2. Translate the above C code to this high level parallel programming notation!

   main()
   {
           int p1[2], p2[2], pid, cc, buf[1];
           pipe(p1);  pipe(p2);  buf[0] = 0;
           cc = write( p1[1], buf, 4 );
           cc = write( 1, "pre-fork\n", 9 );
           cobegin
                   while (buf[0] < 4) {
                           cc = read( p2[0], buf, 4 );
                           cc = write( 1, "parent\n", 7 );
                           buf[0]++; cc = write( p1[1], buf, 4 );
                   };
                   while (buf[0] < 4) {
                           cc = read( p1[0], buf, 4 );
                           cc = write( 1, "child\n", 6 );
                           buf[0]++; cc = write( p2[1], buf, 4 );
                   }
           coend;
   }
   

3. If you rewrite the above code using printf(...) instead of write(1,...) to produce output, the output is different. Why?
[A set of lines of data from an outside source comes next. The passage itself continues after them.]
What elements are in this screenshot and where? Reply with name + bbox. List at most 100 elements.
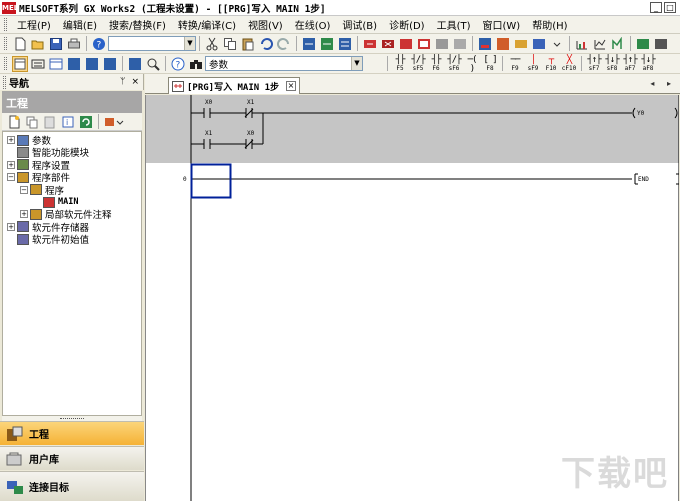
ladder-editor[interactable]: X0 X1 Y0 X1 X0 0 END 下载吧 (145, 95, 679, 501)
read-plc-icon[interactable] (301, 36, 317, 52)
expand-icon[interactable]: + (7, 136, 15, 144)
device-monitor-icon[interactable] (84, 56, 100, 72)
close-icon[interactable]: × (131, 77, 139, 87)
sampling-trace-icon[interactable] (592, 36, 608, 52)
device-list-icon[interactable] (477, 36, 493, 52)
monitor-start-icon[interactable] (362, 36, 378, 52)
tree-item-6[interactable]: + 局部软元件注释 (20, 208, 112, 221)
navigation-window-icon[interactable] (12, 55, 28, 72)
collapse-icon[interactable]: − (20, 185, 28, 194)
simulation-stop-icon[interactable] (653, 36, 669, 52)
expand-icon[interactable]: + (7, 222, 15, 231)
menu-view[interactable]: 视图(V) (242, 17, 289, 32)
ladder-symbol-af8-icon[interactable]: ┤↓├ aF8 (640, 55, 656, 72)
end-instruction[interactable]: END (634, 173, 679, 185)
tab-scroll-arrows-icon[interactable]: ◂ ▸ (650, 79, 676, 88)
pin-icon[interactable]: ᛘ (120, 77, 125, 87)
bar-chart-icon[interactable] (574, 36, 590, 52)
write-mode-icon[interactable] (416, 36, 432, 52)
menu-compile[interactable]: 转换/编译(C) (172, 17, 242, 32)
ladder-symbol-sf6-icon[interactable]: ┤/├ sF6 (446, 55, 462, 72)
output-window-icon[interactable] (48, 56, 64, 72)
simulation-start-icon[interactable] (635, 36, 651, 52)
menu-find-replace[interactable]: 搜索/替换(F) (103, 17, 172, 32)
toolbar-options-icon[interactable] (549, 36, 565, 52)
tree-item-2[interactable]: + 程序设置 (7, 159, 70, 172)
copy-data-icon[interactable] (24, 114, 40, 130)
chevron-down-icon[interactable]: ▼ (351, 57, 362, 70)
device-comment-icon[interactable] (66, 56, 82, 72)
menu-diagnostics[interactable]: 诊断(D) (383, 17, 431, 32)
ladder-symbol-f6-icon[interactable]: ┤├ F6 (428, 55, 444, 72)
ladder-symbol-af7-icon[interactable]: ┤↑├ aF7 (622, 55, 638, 72)
menu-edit[interactable]: 编辑(E) (57, 17, 103, 32)
partner-icon[interactable] (30, 56, 46, 72)
menu-tool[interactable]: 工具(T) (431, 17, 477, 32)
new-file-icon[interactable] (12, 36, 28, 52)
ladder-symbol-f9-icon[interactable]: ── F9 (507, 55, 523, 72)
help-icon[interactable]: ? (91, 36, 107, 52)
copy-icon[interactable] (222, 36, 238, 52)
menu-help[interactable]: 帮助(H) (526, 17, 573, 32)
watch-icon[interactable] (610, 36, 626, 52)
maximize-button[interactable]: □ (664, 2, 676, 13)
device-test-icon[interactable] (531, 36, 547, 52)
cut-icon[interactable] (204, 36, 220, 52)
redo-icon[interactable] (276, 36, 292, 52)
ladder-symbol-f7-icon[interactable]: ─( )F7 (464, 55, 480, 73)
paste-icon[interactable] (240, 36, 256, 52)
device-batch-icon[interactable] (495, 36, 511, 52)
paste-data-icon[interactable] (42, 114, 58, 130)
bottom-tab-project[interactable]: 工程 (0, 421, 144, 445)
properties-icon[interactable]: i (60, 114, 76, 130)
expand-icon[interactable]: + (20, 210, 28, 219)
chevron-down-icon[interactable]: ▼ (184, 37, 195, 50)
tree-item-8[interactable]: 软元件初始值 (7, 233, 89, 246)
document-tab-main[interactable]: [PRG]写入 MAIN 1步 × (168, 77, 300, 94)
help-search-icon[interactable]: ? (170, 56, 186, 72)
menu-grip[interactable] (4, 18, 7, 31)
save-icon[interactable] (48, 36, 64, 52)
ladder-symbol-cf10-icon[interactable]: ╳ cF10 (561, 55, 577, 72)
toolbar-combo[interactable]: ▼ (108, 36, 196, 51)
cross-reference-icon[interactable] (127, 56, 143, 72)
tree-item-7[interactable]: + 软元件存储器 (7, 221, 89, 234)
menu-window[interactable]: 窗口(W) (477, 17, 527, 32)
rung-2[interactable]: 0 END (183, 163, 679, 199)
ladder-cursor[interactable] (190, 163, 232, 199)
online-change-icon[interactable] (452, 36, 468, 52)
search-combo[interactable]: 参数 ▼ (205, 56, 363, 71)
close-tab-icon[interactable]: × (286, 81, 296, 91)
ladder-symbol-sf5-icon[interactable]: ┤/├ sF5 (410, 55, 426, 72)
binoculars-icon[interactable] (188, 56, 204, 72)
device-init-icon[interactable] (102, 56, 118, 72)
verify-plc-icon[interactable] (337, 36, 353, 52)
undo-icon[interactable] (258, 36, 274, 52)
ladder-symbol-f5-icon[interactable]: ┤├ F5 (392, 55, 408, 72)
tree-item-0[interactable]: + 参数 (7, 134, 51, 147)
ladder-symbol-f10-icon[interactable]: ┬ F10 (543, 55, 559, 72)
menu-project[interactable]: 工程(P) (11, 17, 57, 32)
bottom-tab-connection[interactable]: 连接目标 (0, 471, 144, 501)
monitor-mode-icon[interactable] (398, 36, 414, 52)
new-data-icon[interactable] (6, 114, 22, 130)
write-plc-icon[interactable] (319, 36, 335, 52)
tree-item-4[interactable]: − 程序 (20, 184, 64, 197)
ladder-symbol-sf7-icon[interactable]: ┤↑├ sF7 (586, 55, 602, 72)
display-option-icon[interactable] (103, 114, 125, 130)
monitor-stop-icon[interactable] (380, 36, 396, 52)
read-mode-icon[interactable] (434, 36, 450, 52)
ladder-diagram[interactable]: X0 X1 Y0 X1 X0 0 END (146, 95, 679, 501)
find-device-icon[interactable] (145, 56, 161, 72)
tree-item-3[interactable]: − 程序部件 (7, 171, 70, 184)
menu-online[interactable]: 在线(O) (289, 17, 337, 32)
ladder-symbol-f8-icon[interactable]: [ ] F8 (482, 55, 498, 72)
bottom-tab-user-library[interactable]: 用户库 (0, 446, 144, 470)
expand-icon[interactable]: + (7, 160, 15, 169)
menu-debug[interactable]: 调试(B) (336, 17, 383, 32)
refresh-icon[interactable] (78, 114, 94, 130)
ladder-symbol-sf9-icon[interactable]: │ sF9 (525, 55, 541, 72)
minimize-button[interactable]: _ (650, 2, 662, 13)
device-edit-icon[interactable] (513, 36, 529, 52)
ladder-symbol-sf8-icon[interactable]: ┤↓├ sF8 (604, 55, 620, 72)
   The output is not necessarily different. The code for printf behaves differently when directed to an interactive terminal or to a non-interactive file or device. When directed to a terminal, printf flushes its buffers after every output of a newline, but when directed to a non-interactive file, buffers are only flushed when they fill or are explicitly flushed. The following two example runs illustrate this difference:

   % t1
   pre-fork
   child
   parent
   child
   parent
   child
   
   % t1 | cat
   pre-fork
   child
   child
   child
   pre-fork
   parent
   parent
   

   In the second example, the un-flushed buffer was copied and given to both processes when the fork was done, and then each added its own output. The buffers were only flushed when the process terminated, and since the parent waited for the child to terminate, the child's buffer was output first.
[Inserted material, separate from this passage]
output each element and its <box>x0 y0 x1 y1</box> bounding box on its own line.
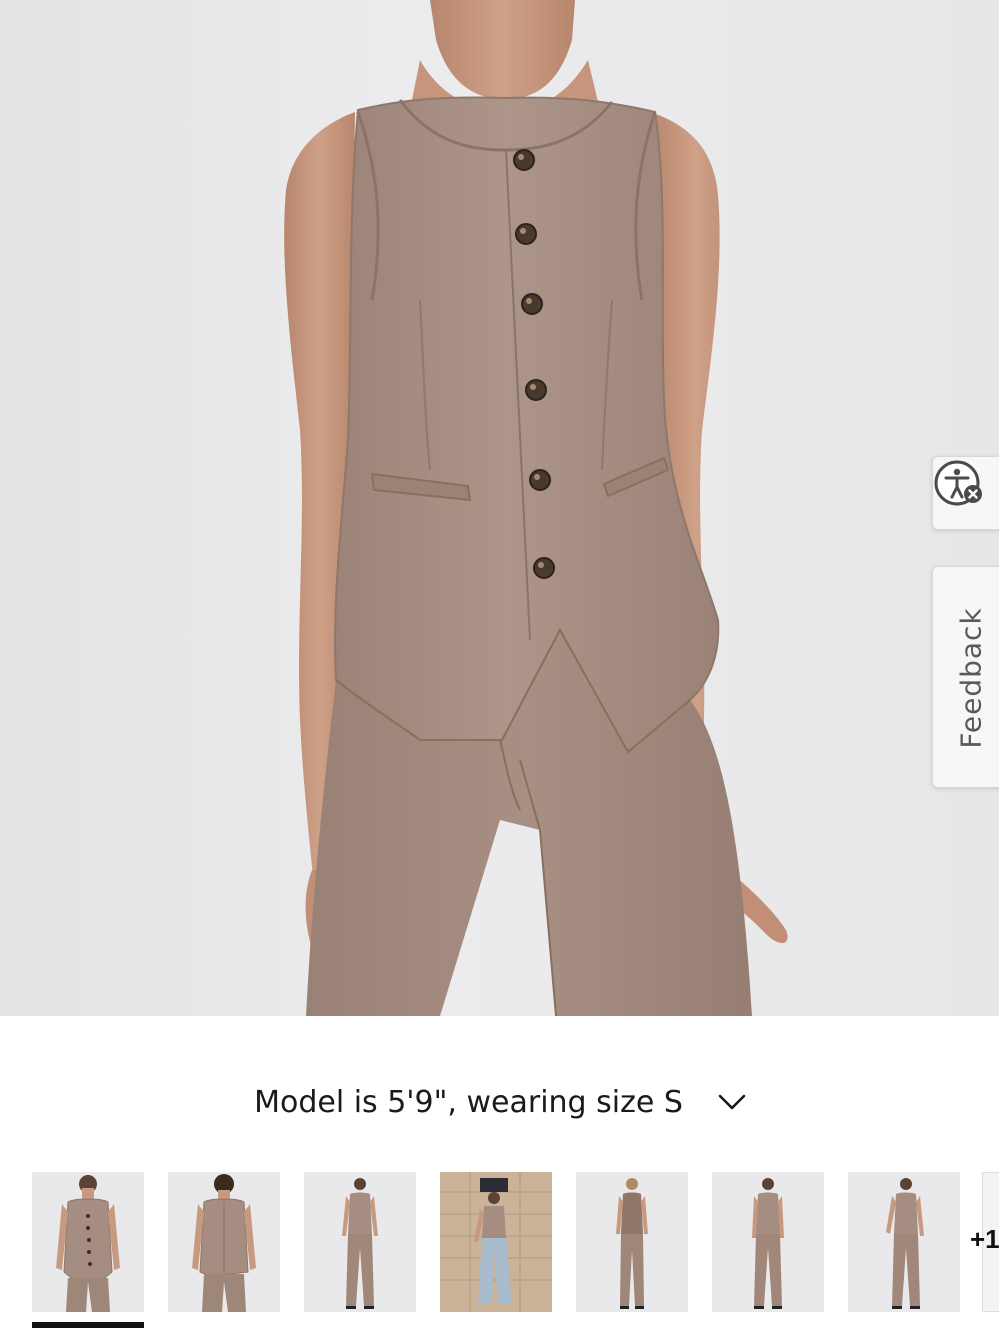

4. If you rewrite the above code using fdopen() to convert each file descriptor to a stream, and then use the more common fprintf() and fscanf() routines instead of using read() and write on the two ends of the pipe, what change in behavior would you expect.

   I expect a deadlock. The reason is that streams are buffered until some event causes the buffer to be flushed. The basic stream operations putc and getc are macros, and you can inspect the code involved in doing the buffer flushing in the include file stdio.h.
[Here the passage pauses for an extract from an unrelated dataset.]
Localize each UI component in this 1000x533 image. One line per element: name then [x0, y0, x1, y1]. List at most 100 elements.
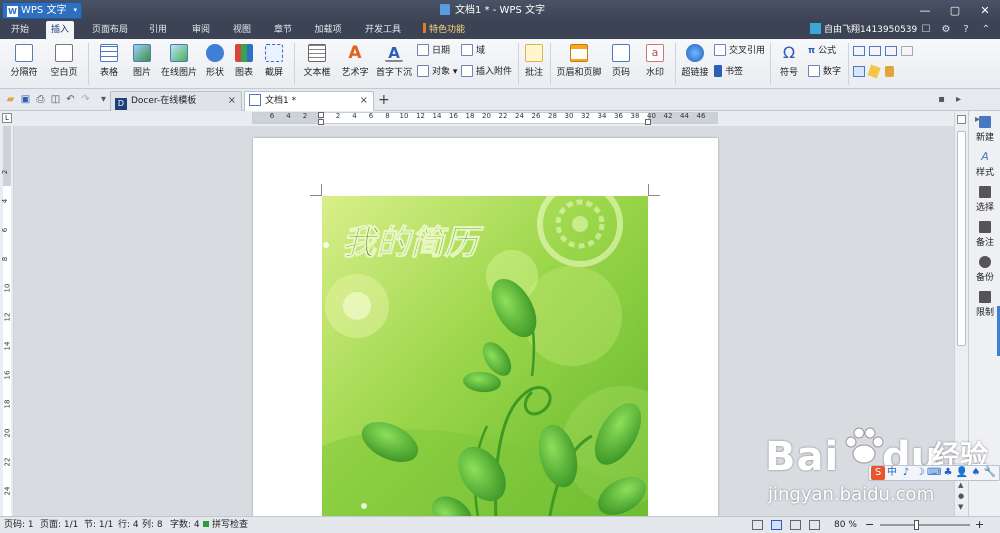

   Merely opening the streams poses problems, because some versions of fdopen may do a preliminary read to fill the buffer, causing the deadlock to emerge even before any explicit reads or writes have been performed. Thus, only the parent's output stream should be opened prior to the fork, and the child should open its streams after the fork.

   With this precaution, the deadlock emerges after the fork, and this should be resolved with the insertion of an fflush operation after each fprintf. Unfortunately, even this does not solve the problem, and most UNIX implementors don't provide workable solutions, but instead suggest that programs that use pipes should use read and write instead of the higher level stream primitives.